EQUITYPANDIT KNOWLEDGE SERIES
Why does Companies List their shares on Stock Market and how does the share trades?
Companies need financing for their projects and businesses or to carry out the operations or expansion. They have two different options:
- Borrow money from financial institutions like banks
- Listing on Stock Market
Since the borrowing money from banks or other financial institution, would put pressure on business as they have to pay the higher interests as well as the principal amount, hence the companies chooses the second way to list on Stock Market and generate finances.
Companies list their shares on Stock Market in the form of IPO (Initial Public Offerings). Investors or traders subscribe to that IPO and shares are transferred by the company to the investors at the subscription price. In this way company gets the zero interest finances by releasing their shares in Primary market.

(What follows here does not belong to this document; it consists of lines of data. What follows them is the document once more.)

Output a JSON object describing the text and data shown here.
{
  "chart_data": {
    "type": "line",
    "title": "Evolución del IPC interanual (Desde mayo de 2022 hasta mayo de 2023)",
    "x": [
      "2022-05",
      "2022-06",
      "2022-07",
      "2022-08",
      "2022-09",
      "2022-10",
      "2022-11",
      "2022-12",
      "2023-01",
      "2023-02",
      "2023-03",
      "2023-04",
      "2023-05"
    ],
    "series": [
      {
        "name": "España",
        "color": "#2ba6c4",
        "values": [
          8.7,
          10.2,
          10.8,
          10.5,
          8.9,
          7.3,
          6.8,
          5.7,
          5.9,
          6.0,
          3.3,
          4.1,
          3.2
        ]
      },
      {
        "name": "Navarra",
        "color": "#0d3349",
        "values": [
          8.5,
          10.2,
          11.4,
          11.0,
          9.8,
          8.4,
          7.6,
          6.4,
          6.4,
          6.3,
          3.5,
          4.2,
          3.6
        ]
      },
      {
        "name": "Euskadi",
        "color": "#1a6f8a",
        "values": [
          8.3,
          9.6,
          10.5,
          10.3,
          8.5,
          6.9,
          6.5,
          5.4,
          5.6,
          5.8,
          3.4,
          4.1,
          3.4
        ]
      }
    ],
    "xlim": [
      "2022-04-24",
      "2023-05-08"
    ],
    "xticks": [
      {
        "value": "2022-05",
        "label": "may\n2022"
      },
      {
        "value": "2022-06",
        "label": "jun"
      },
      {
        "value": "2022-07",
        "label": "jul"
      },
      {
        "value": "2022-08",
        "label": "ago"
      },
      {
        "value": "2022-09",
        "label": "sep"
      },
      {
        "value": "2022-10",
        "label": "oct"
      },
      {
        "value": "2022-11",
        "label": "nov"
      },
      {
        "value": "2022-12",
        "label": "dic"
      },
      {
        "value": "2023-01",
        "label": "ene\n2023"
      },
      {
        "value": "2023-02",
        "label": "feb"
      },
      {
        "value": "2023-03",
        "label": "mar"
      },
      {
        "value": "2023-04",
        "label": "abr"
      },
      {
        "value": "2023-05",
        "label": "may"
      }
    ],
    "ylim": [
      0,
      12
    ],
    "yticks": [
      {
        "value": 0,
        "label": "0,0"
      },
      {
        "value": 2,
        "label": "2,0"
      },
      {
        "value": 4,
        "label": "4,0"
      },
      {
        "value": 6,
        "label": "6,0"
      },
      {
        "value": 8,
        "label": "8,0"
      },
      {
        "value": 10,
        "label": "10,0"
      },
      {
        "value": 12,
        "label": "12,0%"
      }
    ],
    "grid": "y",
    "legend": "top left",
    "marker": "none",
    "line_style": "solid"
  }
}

Companies get their finances against the shares issued by them. Now these previously issued shares are traded in Secondary market among investors and traders without the involvement of the issuing companies.
How Stock trades and how does the price movement takes place?
Stock trades on Stock market with the basic fundamental of Supply and Demand. If Supply is higher than Demand then the stock price moves down and if the Demand is higher than supply then the stock prices moves up. Supply and Demand are investors and traders psychology and it depends on what an investor or a trader thinks for the company. Mainly the stock prices are directly dependent on following attributes:
- Earnings: Company’s worth depends on what does it earns? What are it’s revenues and profits? What’s on their balance sheets? A company having higher revenues and earnings would definitely see more demand and hence supply would go short, which would result in share price hike.
- External factors: External factors like dollar prices, gold prices, oil prices, raw material prices, etc. plays an important role on company stock prices. For eg. IT companies share prices would increase by increase in Dollar prices, if they are involved in exports. Higher the dollar prices, higher would be their earnings in local currency and hence higher demand and hike in its share prices. Same way, decrease in Dollar prices would decrease their earnings and hence lower earnings. Same way the companies, which are involved in imports, would be dependent on dollar prices in opposite way i.e. by increase in Dollar prices, cost of their raw material increases and hence their profit margin decreases, which would decrease their demand.
- Interest Rates: Interest rate is an important factor in economy. Decrease in interest rates may provide liquidity in market and hence banking sector, automobile sector and real estate sector’s share prices would increase and vice versa.
There are thousands of attributes that affects the psychology of investors or traders towards a company and hence share prices would be dependent on all those attributes. So, in short, Share prices depend on Psychology of the investors and traders.
Which company is bigger? Does it depend on Company’s share prices?
No, two different companies can’t be compared on share prices. Company with share price of Rs.50 can be much bigger than another company with share price of Rs.200. It depends on Market capitalization.
Market Capitalization of a company = Company’s Share price X No. of shares allotted.
Hence, Company A with share price of just Rs.50 but with 10 million shares (Market Capitalization: 50X10 Million= Rs.500 Million) is much bigger than a company B with share price of Rs.200 with only 1 million shares allotted (Market Capitalization: 200X1 Million = Rs.200 Million). So any companies can be compared only based on Market capitalization and not on Share prices.
Why do companies care about their stock prices in secondary market, when they are not involved?
The original company that issues the stock does not participate in any profits or losses resulting from trading and investment in secondary market, because this company has no vested monetary interest. This is what confuses many people. Why then does a company, or more specifically its management, care about a stock’s performance in the secondary market when this company has already received its money in the IPO?
There are few reasons behind this:
- Company Management are also shareholders: Company’s management or directors are big shareholders of the company and hold big number of shares of their company and hence increase or decrease in share prices would directly affect their networth.
- Interest of Shareholders: Company’s Management has to produce gains for shareholders and since these shareholders are part company owners. Over a long run, poor performance can be attributed as company’s mismanagement and shareholders can look for change.
- Financing: Another role of stock market is to act as a barometer of financial health. Share prices increases if company performs better and see strong earnings. Strong earnings are good indication that the company would be able to meet its debt requirements. As a result, the company would get cheaper finances from banks and other financial institutions at lower rates.
- Avoid takeovers: Companies that trades on stock market are vulnerable to takeovers by other company, if they allow share prices to fall sharply.
- Brand: The last obvious reason for increasing the share price and increasing the shares is to build the brand and prestige by increasing the market capitalization. Higher market capitalization shows bigger company or brand, which may attract more customers and human resource and also to bargain from their venders.